Identification and control of position-dependent mechanical systems
Hi, my name is Robin de Rozario and I’m a PhD student at the research group Control Systems Technology of the department Mechanical Engineering. My research concerns the identification and control of position-dependent mechanical systems for large printer manufacturer Océ Technologies. Maarten Steinbuch is my promotor at TU/e.
Increasing accuracy and throughput requirements on the next-generation manufacturing machines are creating a situation in which these systems can no longer be accurately controlled using controllers designed using classical approaches. One of the key reasons is that these complex mechatronic systems display strong position-dependent variations in their dynamics during operation and current control strategies are insufficiently developed to handle these variations appropriately. Consider, for example, the sheet position correction unit shown in Figure 1. Due to the constant velocity of the sheets, the effective inertia that the control systems “feels” changes rapidly, which makes it difficult to accurately control the position of the sheet.

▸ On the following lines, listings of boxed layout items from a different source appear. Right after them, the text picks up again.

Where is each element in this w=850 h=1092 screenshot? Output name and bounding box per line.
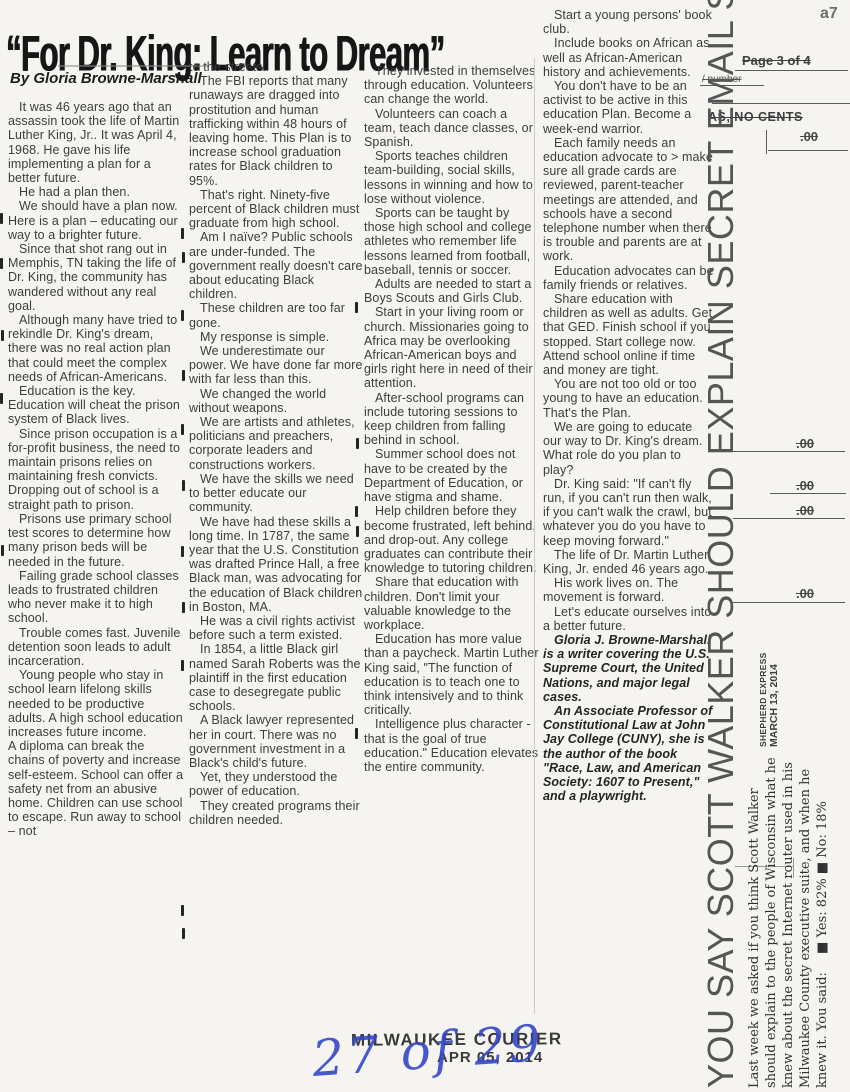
- paragraph: Since that shot rang out in Memphis, TN …: [8, 242, 184, 313]
- paragraph: Help children before they become frustra…: [364, 504, 542, 575]
- ink-mark: [182, 370, 185, 381]
- paragraph: Trouble comes fast. Juvenile detention s…: [8, 626, 184, 669]
- handwritten-page-number: 27 of 29: [310, 1014, 545, 1088]
- paragraph: Each family needs an education advocate …: [543, 136, 714, 264]
- paragraph: He had a plan then.: [8, 185, 184, 199]
- ink-mark: [181, 546, 184, 557]
- form-line: [733, 602, 845, 603]
- page-number-field: Page 3 of 4: [742, 53, 811, 68]
- paragraph: Dr. King said: "If can't fly run, if you…: [543, 477, 714, 548]
- paragraph: Intelligence plus character - that is th…: [364, 717, 542, 774]
- amount-field-2: .00: [778, 436, 832, 451]
- paragraph: Gloria J. Browne-Marshall is a writer co…: [543, 633, 714, 704]
- ink-mark: [0, 258, 3, 269]
- column-rule: [534, 58, 535, 1014]
- paragraph: Prisons use primary school test scores t…: [8, 512, 184, 569]
- ink-mark: [356, 438, 359, 449]
- paragraph: We have had these skills a long time. In…: [189, 515, 365, 614]
- paragraph: Include books on African as well as Afri…: [543, 36, 714, 79]
- paragraph: They invested in themselves through educ…: [364, 64, 542, 107]
- ink-mark: [182, 602, 185, 613]
- paragraph: My response is simple.: [189, 330, 365, 344]
- paragraph: Share that education with children. Don'…: [364, 575, 542, 632]
- newspaper-page: “For Dr. King: Learn to Dream” By Gloria…: [0, 0, 850, 1092]
- paragraph: We should have a plan now. Here is a pla…: [8, 199, 184, 242]
- paragraph: Let's educate ourselves into a better fu…: [543, 605, 714, 633]
- paragraph: Start in your living room or church. Mis…: [364, 305, 542, 390]
- ink-mark: [355, 302, 358, 313]
- paragraph: It was 46 years ago that an assassin too…: [8, 100, 184, 185]
- paragraph: We changed the world without weapons.: [189, 387, 365, 415]
- paragraph: A diploma can break the chains of povert…: [8, 739, 184, 838]
- ink-mark: [0, 393, 3, 404]
- paragraph: Share education with children as well as…: [543, 292, 714, 377]
- vertical-headline: YOU SAY SCOTT WALKER SHOULD EXPLAIN SECR…: [700, 66, 742, 1088]
- paragraph: We are artists and athletes, politicians…: [189, 415, 365, 472]
- ink-mark: [182, 480, 185, 491]
- paragraph: The life of Dr. Martin Luther King, Jr. …: [543, 548, 714, 576]
- ink-mark: [181, 424, 184, 435]
- paragraph: The FBI reports that many runaways are d…: [189, 74, 365, 188]
- paragraph: You don't have to be an activist to be a…: [543, 79, 714, 136]
- paragraph: Am I naïve? Public schools are under-fun…: [189, 230, 365, 301]
- corner-mark: a7: [820, 5, 838, 23]
- amount-field-3: .00: [778, 478, 832, 493]
- paragraph: Education advocates can be family friend…: [543, 264, 714, 292]
- poll-caption: Last week we asked if you think Scott Wa…: [746, 750, 831, 1088]
- form-line: [768, 150, 848, 151]
- paragraph: In 1854, a little Black girl named Sarah…: [189, 642, 365, 713]
- ink-mark: [356, 526, 359, 537]
- paragraph: We are going to educate our way to Dr. K…: [543, 420, 714, 477]
- paragraph: Since prison occupation is a for-profit …: [8, 427, 184, 484]
- source-stamp: SHEPHERD EXPRESS MARCH 13, 2014: [758, 645, 780, 747]
- paragraph: Dropping out of school is a straight pat…: [8, 483, 184, 511]
- paragraph: Sports teaches children team-building, s…: [364, 149, 542, 206]
- amount-field-1: .00: [782, 129, 836, 144]
- paragraph: to the streets.: [189, 60, 365, 74]
- article-column-2: to the streets.The FBI reports that many…: [189, 60, 365, 827]
- paragraph: You are not too old or too young to have…: [543, 377, 714, 420]
- source-date: MARCH 13, 2014: [769, 645, 780, 747]
- paragraph: He was a civil rights activist before su…: [189, 614, 365, 642]
- paragraph: We have the skills we need to better edu…: [189, 472, 365, 515]
- amount-field-5: .00: [778, 586, 832, 601]
- ink-mark: [181, 660, 184, 671]
- article-column-4: Start a young persons' book club.Include…: [543, 8, 714, 803]
- form-line: [770, 493, 846, 494]
- paragraph: Young people who stay in school learn li…: [8, 668, 184, 739]
- paragraph: Yet, they understood the power of educat…: [189, 770, 365, 798]
- form-line: [733, 451, 845, 452]
- paragraph: After-school programs can include tutori…: [364, 391, 542, 448]
- paragraph: These children are too far gone.: [189, 301, 365, 329]
- paragraph: Summer school does not have to be create…: [364, 447, 542, 504]
- ink-mark: [355, 728, 358, 739]
- paragraph: An Associate Professor of Constitutional…: [543, 704, 714, 803]
- paragraph: Sports can be taught by those high schoo…: [364, 206, 542, 277]
- ink-mark: [1, 545, 4, 556]
- paragraph: Education is the key. Education will che…: [8, 384, 184, 427]
- paragraph: A Black lawyer represented her in court.…: [189, 713, 365, 770]
- ink-mark: [181, 905, 184, 916]
- ink-mark: [1, 330, 4, 341]
- ink-mark: [181, 228, 184, 239]
- paragraph: Start a young persons' book club.: [543, 8, 714, 36]
- ink-mark: [355, 506, 358, 517]
- ink-mark: [181, 310, 184, 321]
- paragraph: Failing grade school classes leads to fr…: [8, 569, 184, 626]
- article-column-1: It was 46 years ago that an assassin too…: [8, 100, 184, 839]
- paragraph: Adults are needed to start a Boys Scouts…: [364, 277, 542, 305]
- paragraph: That's right. Ninety-five percent of Bla…: [189, 188, 365, 231]
- poll-results: ■ Yes: 82% ■ No: 18%: [815, 801, 830, 954]
- form-line: [733, 518, 845, 519]
- article-byline: By Gloria Browne-Marshall: [10, 70, 202, 87]
- form-line: [735, 70, 848, 71]
- ink-mark: [0, 213, 3, 224]
- paragraph: His work lives on. The movement is forwa…: [543, 576, 714, 604]
- ink-smudge: [58, 65, 208, 67]
- paragraph: Although many have tried to rekindle Dr.…: [8, 313, 184, 384]
- ink-mark: [182, 252, 185, 263]
- paragraph: Education has more value than a paycheck…: [364, 632, 542, 717]
- article-column-3: They invested in themselves through educ…: [364, 64, 542, 774]
- paragraph: We underestimate our power. We have done…: [189, 344, 365, 387]
- ink-mark: [182, 928, 185, 939]
- paragraph: They created programs their children nee…: [189, 799, 365, 827]
- paragraph: Volunteers can coach a team, teach dance…: [364, 107, 542, 150]
- amount-field-4: .00: [778, 503, 832, 518]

Extend current control techniques
The aim of this project is to extend the current control techniques to enable high performance for position-dependent mechatronic systems. Since system data is typically inexpensive and fast to obtain, this project focuses on using learning and identification techniques to achieve high performance and to estimate accurate models for subsequent optimal control design.
Design learning filters
In this work, it is assumed that the variations in (linear time-invariant) dynamics can be directly related to a measureable quantity, which is referred to as the scheduling parameter, e.g., the relative position of the individual parts of the machine. The control theory that governs with this type of system is known as the Linear Parameter Varying (LPV) framework. The approach taken in this project is to extend the LPV framework to identify both non-parametric and parametric models and to generalize the Iterative Learning Control (ILC) method to design learning filters for LPV systems using both types of models or by directly exploiting the measured data.

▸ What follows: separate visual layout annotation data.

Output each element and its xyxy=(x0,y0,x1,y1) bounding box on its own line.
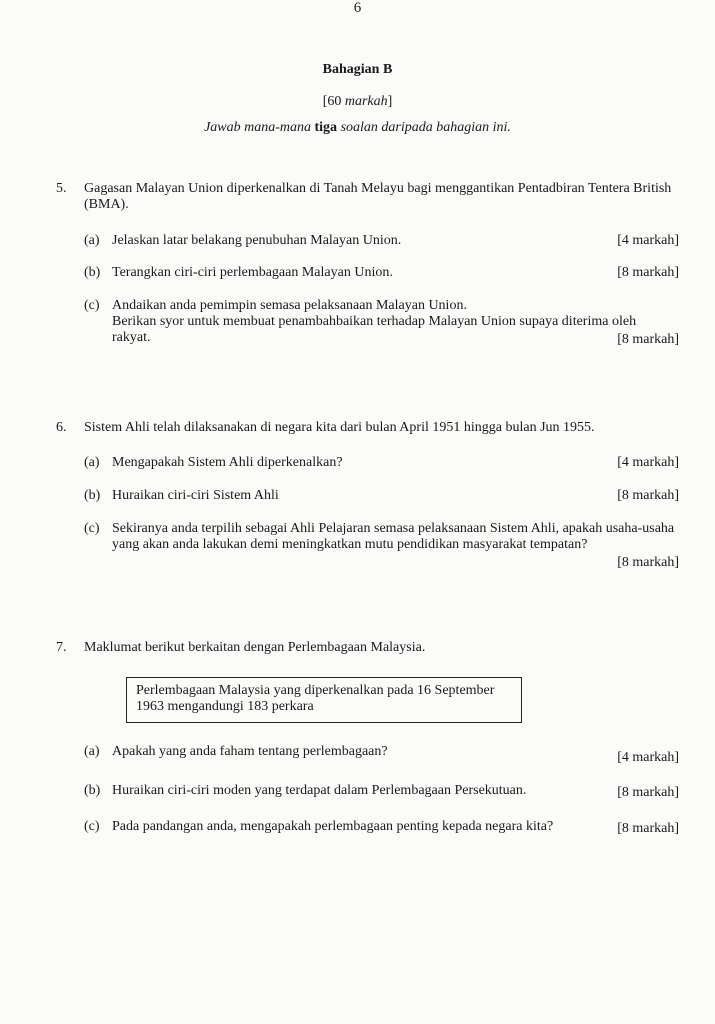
part-label: (b) xyxy=(84,488,100,504)
part-marks: [8 markah] xyxy=(617,488,679,504)
part-label: (c) xyxy=(84,521,100,537)
part-label: (b) xyxy=(84,265,100,281)
part-marks: [8 markah] xyxy=(617,821,679,837)
part-marks: [8 markah] xyxy=(617,785,679,801)
part-text: Jelaskan latar belakang penubuhan Malaya… xyxy=(112,233,672,249)
part-marks: [4 markah] xyxy=(617,750,679,766)
section-title: Bahagian B xyxy=(0,62,715,78)
part-marks: [4 markah] xyxy=(617,233,679,249)
question-stem: Gagasan Malayan Union diperkenalkan di T… xyxy=(84,181,684,213)
part-text: Pada pandangan anda, mengapakah perlemba… xyxy=(112,819,672,835)
question-number: 7. xyxy=(56,640,67,656)
part-label: (b) xyxy=(84,783,100,799)
part-label: (c) xyxy=(84,298,100,314)
part-text-line1: Andaikan anda pemimpin semasa pelaksanaa… xyxy=(112,298,672,314)
section-marks: [60 markah] xyxy=(0,94,715,110)
info-box: Perlembagaan Malaysia yang diperkenalkan… xyxy=(126,677,522,723)
part-label: (a) xyxy=(84,455,100,471)
marks-close: ] xyxy=(388,94,393,109)
question-number: 5. xyxy=(56,181,67,197)
section-instruction: Jawab mana-mana tiga soalan daripada bah… xyxy=(0,120,715,136)
part-marks: [8 markah] xyxy=(617,555,679,571)
part-text: Huraikan ciri-ciri Sistem Ahli xyxy=(112,488,672,504)
page-number: 6 xyxy=(0,0,715,17)
part-text: Apakah yang anda faham tentang perlembag… xyxy=(112,744,672,760)
part-text: Sekiranya anda terpilih sebagai Ahli Pel… xyxy=(112,521,678,553)
part-marks: [8 markah] xyxy=(617,332,679,348)
part-marks: [8 markah] xyxy=(617,265,679,281)
instruction-post: soalan daripada bahagian ini. xyxy=(337,120,511,135)
instruction-bold: tiga xyxy=(315,120,338,135)
part-text-line2: Berikan syor untuk membuat penambahbaika… xyxy=(112,314,672,346)
part-text: Huraikan ciri-ciri moden yang terdapat d… xyxy=(112,783,672,799)
question-stem: Sistem Ahli telah dilaksanakan di negara… xyxy=(84,420,694,436)
part-label: (a) xyxy=(84,744,100,760)
part-marks: [4 markah] xyxy=(617,455,679,471)
question-stem: Maklumat berikut berkaitan dengan Perlem… xyxy=(84,640,684,656)
question-number: 6. xyxy=(56,420,67,436)
marks-open: [60 xyxy=(323,94,345,109)
part-label: (c) xyxy=(84,819,100,835)
part-text: Terangkan ciri-ciri perlembagaan Malayan… xyxy=(112,265,672,281)
marks-word: markah xyxy=(345,94,388,109)
instruction-pre: Jawab mana-mana xyxy=(204,120,314,135)
part-label: (a) xyxy=(84,233,100,249)
part-text: Mengapakah Sistem Ahli diperkenalkan? xyxy=(112,455,672,471)
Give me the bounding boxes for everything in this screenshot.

Develop framework for user-friendly methodologies
The main challenge of this work is to develop a framework of user-friendly methodologies with intuitive design guidelines for both controller/learning filter design and identification experiment design. A key practical challenge is to assess the effectiveness of the LPV approach and to provide insight in when the developed techniques necessary for the desired level of performance. On the theoretical side, challenges with respect to LPV controller synthesis include large convex optimization problems, conservatism of existing techniques in terms of guarantees on performance and stability, controller structure selection and possible non-causal dependence on the scheduling parameter. As for identification, the challenges include frequency domain input-output coupling, model structure selection and the curse of dimensionality due to the increased number of model parameters.
Significant progress in control
In terms of control, significant progress is made in terms of generalizing the infinite time ILC framework and the ILC with basic functions framework towards LPV systems. In addition, novel data-driven iterative control methods have been developed for Linear Time-Invariant (LTI) systems and an extension towards LPV systems is currently being developed. In terms of identification techniques, various techniques to estimate both nonparametric and nonparametric models of mechanical systems are currently being developed, with promising initial results.
Extend toolbox of systems
This research has the potential to significantly extend the “toolbox” of the systems and control engineer thereby enabling high-performance control and accurate identification of increasingly complex parameter-varying systems. This, in turn, leads to performance enhancement of existing and future systems that benefit from learning such as (3D) printing systems, (medical) robotics, lithographic systems and microscopy systems.
Together with fellow PhD student Lennart Blanken, also part of the TU/e Control Systems Technology research group, we are doing research on ‘Controlling of Printing Systems’. While I’m focusing on ‘Identification and control of position-dependent mechanical systems’, Lennart’s research is to gain repetitive and learning motion control in printing systems. We discuss new ideas on an abstract level, attend scientific conferences together and we both visit Océ Technologies about once a week where we supervise our MSc students. Furthermore, a quarterly progress meeting is held at Océ where we discuss the results achieved and the current projects with company staff and our TU/e supervisors.